1 Pour certaines régions de l'Europe, on dispose d'enregistrements des températures et des précipitations remontant jusqu'au XIIe siècle. Finck (1985) a présenté une récapitulation des étés très humides et des étés secs dans le nord de l'Allemagne.
Selon les données relatives au climat mondial durant les deux dernières décennies, les températures globales de l'air en surface ont augmenté, dépassant les maxima de 1930. Cette tendance au réchauffement concerne à la fois l'hémisphère sud et l'hémisphère nord (Couglan et Nyenzi, 1990); elle a entraîné un accroissement de la température globale moyenne en surface d'environ 0,45°C depuis le milieu du siècle dernier.
Les variations de température de la Terre et les changements associés dans le climat ont des causes complexes. Elles peuvent être classées dans les catégories suivantes:
Facteurs astronomiques - comme des changements dans l'activité solaire, des variations dans l'excentricité de l'orbite de la terre autour du soleil, des changements dans l'inclinaison de l'axe de la terre (obliquité) et la précession de l'axe de la terre et des collisions avec des astéroïdes ou des comètes.Facteurs géologiques - comme la dérive des continents, des changements dans la topographie des fonds océaniques, les éruptions volcaniques, la formation de montagnes, l'érosion et l'altération des roches.
Facteurs océaniques - comme l'effet du phénomène El Niño, des changements dans la circulation océanique, des variations du niveau de la mer, la formation de glace, les efflorescences phytoplanctoniques et la production de sulfure de diméthyle.
Facteurs intervenant à la surface de la Terre -notamment l'effet de la végétation sur l'albédo de la surface (la blancheur ou le degré de réflexion de la lumière incidente provenant d'un objet) et l'évapotranspiration, les effets des plans d'eau, y compris l'irrigation et la poussière.
Facteurs atmosphériques - tels que le rôle des gaz à effet de serre, du dioxyde de soufre et des polluants atmosphériques, les effets de la couche nuageuse et les interactions entre l'air, la terre et la mer.
Les paragraphes suivants présentent quelques exemples de l'action de ces facteurs sur le climat mondial.
On estime que les variations de l'activité solaire, comme la fréquence et l'intensité des taches solaires ou le réchauffement progressif du soleil avec la diminution de sa réserve d'hydrogène, ont des effets importants sur le climat. La quasi-interruption de l'activité solaire pendant environ 70 à 80 ans au XVI le siècle, par exemple, coïncide avec le point culminant du Petit Age Glaciaire, période de récoltes catastrophiques en Europe qui furent suivies de décennies de difficultés et de conflits sociaux. La tendance au réchauffement qui suivit le Petit Age Glaciaire coïncida avec une reprise de l'activité solaire. La période récente de températures plus chaudes est associée à une activité solaire exceptionnellement forte qui a commencé à la fin des années 80 (Harrington, 1987; Windelius et Tucker, 1990). Cependant, l'accroissement mesuré de l'énergie solaire reçue par la Terre pendant les pics d'activité solaire ne semble pas être suffisant pour entraîner des changements importants dans le climat.
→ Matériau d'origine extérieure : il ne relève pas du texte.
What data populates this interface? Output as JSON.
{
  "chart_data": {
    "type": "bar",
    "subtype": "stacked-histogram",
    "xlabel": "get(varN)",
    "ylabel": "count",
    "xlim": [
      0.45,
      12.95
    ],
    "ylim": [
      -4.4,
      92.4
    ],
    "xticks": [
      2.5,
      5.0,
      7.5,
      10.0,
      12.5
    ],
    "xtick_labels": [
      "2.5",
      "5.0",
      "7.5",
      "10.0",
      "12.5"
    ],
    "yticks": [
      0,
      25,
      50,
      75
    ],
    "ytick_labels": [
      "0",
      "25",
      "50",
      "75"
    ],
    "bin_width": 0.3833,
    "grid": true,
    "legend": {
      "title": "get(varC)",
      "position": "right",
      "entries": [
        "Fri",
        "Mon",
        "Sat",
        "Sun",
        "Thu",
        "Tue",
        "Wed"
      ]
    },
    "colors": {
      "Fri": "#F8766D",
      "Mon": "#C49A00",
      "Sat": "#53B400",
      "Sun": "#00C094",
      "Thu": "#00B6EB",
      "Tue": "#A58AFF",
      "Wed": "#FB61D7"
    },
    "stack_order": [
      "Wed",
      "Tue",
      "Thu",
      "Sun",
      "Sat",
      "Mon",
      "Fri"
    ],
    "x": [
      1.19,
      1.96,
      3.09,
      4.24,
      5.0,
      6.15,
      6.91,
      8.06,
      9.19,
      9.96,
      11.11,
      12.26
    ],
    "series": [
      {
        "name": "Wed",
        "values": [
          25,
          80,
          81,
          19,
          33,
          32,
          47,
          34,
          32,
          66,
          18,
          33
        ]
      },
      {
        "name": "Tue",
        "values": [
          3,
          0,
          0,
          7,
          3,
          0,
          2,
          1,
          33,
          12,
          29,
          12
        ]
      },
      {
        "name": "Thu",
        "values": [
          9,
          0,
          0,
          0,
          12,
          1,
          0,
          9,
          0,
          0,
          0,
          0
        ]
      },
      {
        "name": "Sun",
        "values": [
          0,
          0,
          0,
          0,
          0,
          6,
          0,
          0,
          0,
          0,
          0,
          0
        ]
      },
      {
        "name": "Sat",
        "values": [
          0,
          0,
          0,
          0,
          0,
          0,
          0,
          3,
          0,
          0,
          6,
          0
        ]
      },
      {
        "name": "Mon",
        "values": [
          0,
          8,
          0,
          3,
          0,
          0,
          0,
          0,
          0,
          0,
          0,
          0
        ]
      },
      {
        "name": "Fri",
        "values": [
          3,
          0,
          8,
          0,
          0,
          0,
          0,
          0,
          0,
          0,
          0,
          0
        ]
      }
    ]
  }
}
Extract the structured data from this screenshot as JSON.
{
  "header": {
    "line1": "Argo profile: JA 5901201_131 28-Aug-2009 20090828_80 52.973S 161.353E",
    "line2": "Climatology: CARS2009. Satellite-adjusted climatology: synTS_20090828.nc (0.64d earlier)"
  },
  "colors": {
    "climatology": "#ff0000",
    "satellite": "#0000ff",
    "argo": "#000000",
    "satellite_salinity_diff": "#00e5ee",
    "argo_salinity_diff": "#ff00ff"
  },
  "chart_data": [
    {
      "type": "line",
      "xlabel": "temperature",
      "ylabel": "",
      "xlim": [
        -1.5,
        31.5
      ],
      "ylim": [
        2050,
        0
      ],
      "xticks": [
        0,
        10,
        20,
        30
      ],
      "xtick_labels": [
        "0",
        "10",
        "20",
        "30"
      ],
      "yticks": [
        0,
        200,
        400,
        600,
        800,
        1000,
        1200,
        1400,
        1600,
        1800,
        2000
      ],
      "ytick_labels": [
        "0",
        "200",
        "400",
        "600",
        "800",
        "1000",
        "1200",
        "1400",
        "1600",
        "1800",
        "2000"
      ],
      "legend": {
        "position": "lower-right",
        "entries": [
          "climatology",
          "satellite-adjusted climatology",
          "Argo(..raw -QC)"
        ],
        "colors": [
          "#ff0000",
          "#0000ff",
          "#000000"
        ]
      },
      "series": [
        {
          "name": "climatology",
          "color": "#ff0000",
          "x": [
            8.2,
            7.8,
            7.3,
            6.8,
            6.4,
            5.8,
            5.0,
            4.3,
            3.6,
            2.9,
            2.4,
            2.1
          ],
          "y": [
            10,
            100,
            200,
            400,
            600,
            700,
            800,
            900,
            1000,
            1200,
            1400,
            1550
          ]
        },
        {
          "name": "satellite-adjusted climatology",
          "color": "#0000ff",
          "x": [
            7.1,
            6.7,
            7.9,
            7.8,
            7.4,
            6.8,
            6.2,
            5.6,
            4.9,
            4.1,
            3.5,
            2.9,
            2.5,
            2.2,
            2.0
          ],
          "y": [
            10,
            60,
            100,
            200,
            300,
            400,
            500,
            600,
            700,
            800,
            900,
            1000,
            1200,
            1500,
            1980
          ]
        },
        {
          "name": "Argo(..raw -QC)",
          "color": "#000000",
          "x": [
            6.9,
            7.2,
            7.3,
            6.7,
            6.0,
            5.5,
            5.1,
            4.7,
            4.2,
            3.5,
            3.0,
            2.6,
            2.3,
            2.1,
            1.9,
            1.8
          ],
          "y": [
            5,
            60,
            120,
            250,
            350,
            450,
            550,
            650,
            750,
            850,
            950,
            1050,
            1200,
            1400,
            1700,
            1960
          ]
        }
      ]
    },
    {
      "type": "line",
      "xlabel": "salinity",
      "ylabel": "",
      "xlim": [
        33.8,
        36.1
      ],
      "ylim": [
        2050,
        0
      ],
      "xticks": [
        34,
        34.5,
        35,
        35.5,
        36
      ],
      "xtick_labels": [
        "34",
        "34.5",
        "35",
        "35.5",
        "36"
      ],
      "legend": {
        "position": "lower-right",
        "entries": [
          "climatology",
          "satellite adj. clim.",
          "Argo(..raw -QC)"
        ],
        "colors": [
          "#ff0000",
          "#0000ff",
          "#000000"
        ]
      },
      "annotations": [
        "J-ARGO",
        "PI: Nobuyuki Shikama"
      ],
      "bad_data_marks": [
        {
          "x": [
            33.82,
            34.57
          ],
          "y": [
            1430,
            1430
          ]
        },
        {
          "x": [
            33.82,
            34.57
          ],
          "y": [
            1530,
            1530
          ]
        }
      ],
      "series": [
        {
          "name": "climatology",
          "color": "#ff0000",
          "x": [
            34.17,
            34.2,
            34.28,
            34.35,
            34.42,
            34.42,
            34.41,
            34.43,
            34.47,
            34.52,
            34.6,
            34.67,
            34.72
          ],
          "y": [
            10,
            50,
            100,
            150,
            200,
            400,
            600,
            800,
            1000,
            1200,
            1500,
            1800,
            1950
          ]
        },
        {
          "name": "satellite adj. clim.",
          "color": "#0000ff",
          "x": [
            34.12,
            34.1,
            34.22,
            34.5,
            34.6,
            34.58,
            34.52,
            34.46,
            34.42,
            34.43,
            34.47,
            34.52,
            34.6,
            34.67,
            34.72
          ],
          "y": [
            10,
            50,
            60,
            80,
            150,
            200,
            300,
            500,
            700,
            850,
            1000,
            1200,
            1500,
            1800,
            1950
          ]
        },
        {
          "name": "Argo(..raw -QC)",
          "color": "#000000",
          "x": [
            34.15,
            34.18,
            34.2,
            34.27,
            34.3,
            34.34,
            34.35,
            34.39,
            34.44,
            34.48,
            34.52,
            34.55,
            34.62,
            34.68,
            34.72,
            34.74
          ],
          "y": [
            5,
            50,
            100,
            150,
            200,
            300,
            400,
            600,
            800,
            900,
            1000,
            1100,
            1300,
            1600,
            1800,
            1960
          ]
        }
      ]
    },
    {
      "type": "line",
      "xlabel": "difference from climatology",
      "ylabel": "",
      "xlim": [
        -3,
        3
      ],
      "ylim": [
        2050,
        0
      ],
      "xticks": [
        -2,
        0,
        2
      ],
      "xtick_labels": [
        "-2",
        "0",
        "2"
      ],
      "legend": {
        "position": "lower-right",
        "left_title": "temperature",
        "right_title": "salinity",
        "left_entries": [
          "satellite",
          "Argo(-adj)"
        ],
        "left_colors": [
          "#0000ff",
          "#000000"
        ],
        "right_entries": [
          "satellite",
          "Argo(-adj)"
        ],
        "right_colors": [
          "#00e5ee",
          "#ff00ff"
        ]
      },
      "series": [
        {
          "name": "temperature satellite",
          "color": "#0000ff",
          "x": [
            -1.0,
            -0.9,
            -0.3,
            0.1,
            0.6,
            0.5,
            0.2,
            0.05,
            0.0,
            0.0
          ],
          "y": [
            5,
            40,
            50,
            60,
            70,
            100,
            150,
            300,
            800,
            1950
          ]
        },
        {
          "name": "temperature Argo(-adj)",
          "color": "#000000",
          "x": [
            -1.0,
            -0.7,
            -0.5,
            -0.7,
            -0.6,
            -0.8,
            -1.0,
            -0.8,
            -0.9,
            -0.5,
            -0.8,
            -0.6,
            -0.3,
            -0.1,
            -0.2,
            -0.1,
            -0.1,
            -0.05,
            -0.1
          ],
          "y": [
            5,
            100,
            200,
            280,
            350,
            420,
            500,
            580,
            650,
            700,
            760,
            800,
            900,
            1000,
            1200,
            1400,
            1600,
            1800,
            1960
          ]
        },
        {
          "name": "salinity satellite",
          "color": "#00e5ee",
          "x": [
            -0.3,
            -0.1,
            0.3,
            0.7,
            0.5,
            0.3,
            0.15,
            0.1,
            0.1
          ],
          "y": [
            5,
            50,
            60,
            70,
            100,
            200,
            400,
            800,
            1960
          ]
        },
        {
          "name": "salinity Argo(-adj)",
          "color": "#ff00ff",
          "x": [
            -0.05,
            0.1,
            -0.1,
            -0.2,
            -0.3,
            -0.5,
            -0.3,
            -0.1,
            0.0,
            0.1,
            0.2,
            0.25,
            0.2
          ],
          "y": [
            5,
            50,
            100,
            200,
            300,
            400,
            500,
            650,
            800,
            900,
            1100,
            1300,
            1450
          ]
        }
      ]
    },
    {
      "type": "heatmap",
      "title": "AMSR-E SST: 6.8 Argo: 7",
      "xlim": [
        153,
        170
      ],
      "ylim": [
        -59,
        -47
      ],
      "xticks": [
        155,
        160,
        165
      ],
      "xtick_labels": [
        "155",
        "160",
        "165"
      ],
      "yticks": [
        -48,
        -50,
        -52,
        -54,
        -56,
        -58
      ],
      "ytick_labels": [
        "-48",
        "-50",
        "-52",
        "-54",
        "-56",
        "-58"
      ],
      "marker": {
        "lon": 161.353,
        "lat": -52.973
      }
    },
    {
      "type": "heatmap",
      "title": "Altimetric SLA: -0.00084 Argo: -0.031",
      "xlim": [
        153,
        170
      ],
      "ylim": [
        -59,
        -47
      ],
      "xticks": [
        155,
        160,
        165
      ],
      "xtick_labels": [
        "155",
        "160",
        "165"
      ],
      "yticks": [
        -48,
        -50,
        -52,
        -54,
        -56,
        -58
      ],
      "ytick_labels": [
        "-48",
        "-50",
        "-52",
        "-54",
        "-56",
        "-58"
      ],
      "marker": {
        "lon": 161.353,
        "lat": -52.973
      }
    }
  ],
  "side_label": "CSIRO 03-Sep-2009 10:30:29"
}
En de rares occasions, des astéroïdes de grandes dimensions sont entrés en collision avec la Terre. Une collision de ce genre peut avoir plusieurs effets catastrophiques, en particulier la formation d'une couche de fine poussière dans l'atmosphère qui réduit la quantité d'énergie solaire parvenant à la surface de la terre. Ceci peut provoquer une baisse des températures et des intensités lumineuses. De l'avis de certains scientifiques, la collision d'un astéroïde d'environ 10 km de diamètre avec la Terre, il y a environ 65 millions d'années, a eu pour conséquence le refroidissement très marqué qui a mis fin à la période des dinosaures. Près de la moitié des genres de végétaux et d'animaux vivant à cette époque ont disparu (Harrington, 1987).
La théorie de Milankovitch sur les glaciations est basée sur la variation à long terme du rayonnement solaire reçu aux latitudes polaires durant certaines périodes de l'année. Ces variations sont dues à des changements dans l'excentricité de l'orbite de la Terre autour du soleil, qui varie entre 0 et 0,06 avec une période moyenne de 93 000 ans; l'angle d'inclinaison de l'axe de la Terre, qui varie entre 22,1 et 24,5° avec une moyenne de 41 000 années et la précession de l'axe de la Terre, qui varie avec une période moyenne de 21 000 ans (Weertman, 1976).
Les éruptions volcaniques sont parfois si violentes que de grandes quantités de poussière et de gaz sont projetées à haute altitude dans l'atmosphère. Les particules qui atteignent la stratosphère peuvent persister pendant plusieurs années. Elles provoquent une baisse des températures en réfléchissant le rayonnement solaire. Le Petit Age Glaciaire a été caractérisé par une activité volcanique fréquente par rapport à notre siècle. L'éruption en 1815 du volcan indonésien Tambora, la plus grande éruption enregistrée dans l'histoire, a été suivie d'une période de temps frais dans certaines régions de l'Europe, de l'Amérique du Nord et peut-être d'autres régions du monde, appelée "L'Année sans été". Elle eut pour conséquence une mauvaise récolte de maïs dans certaines zones des Etats-Unis et des mauvaises récoltes généralisées en Europe de l'Ouest (Stommel et Stommel, 1983). A Gand, en Belgique, par exemple, l'été de 1816 fut le plus froid jamais enregistré entre 1753 et 1960 (Gommes, 1980), Les émissions volcaniques dues à l'éruption du El Chichón au Mexique en 1982 et du Pinatubo aux Philippines en 1991 ont également causé un léger refroidissement.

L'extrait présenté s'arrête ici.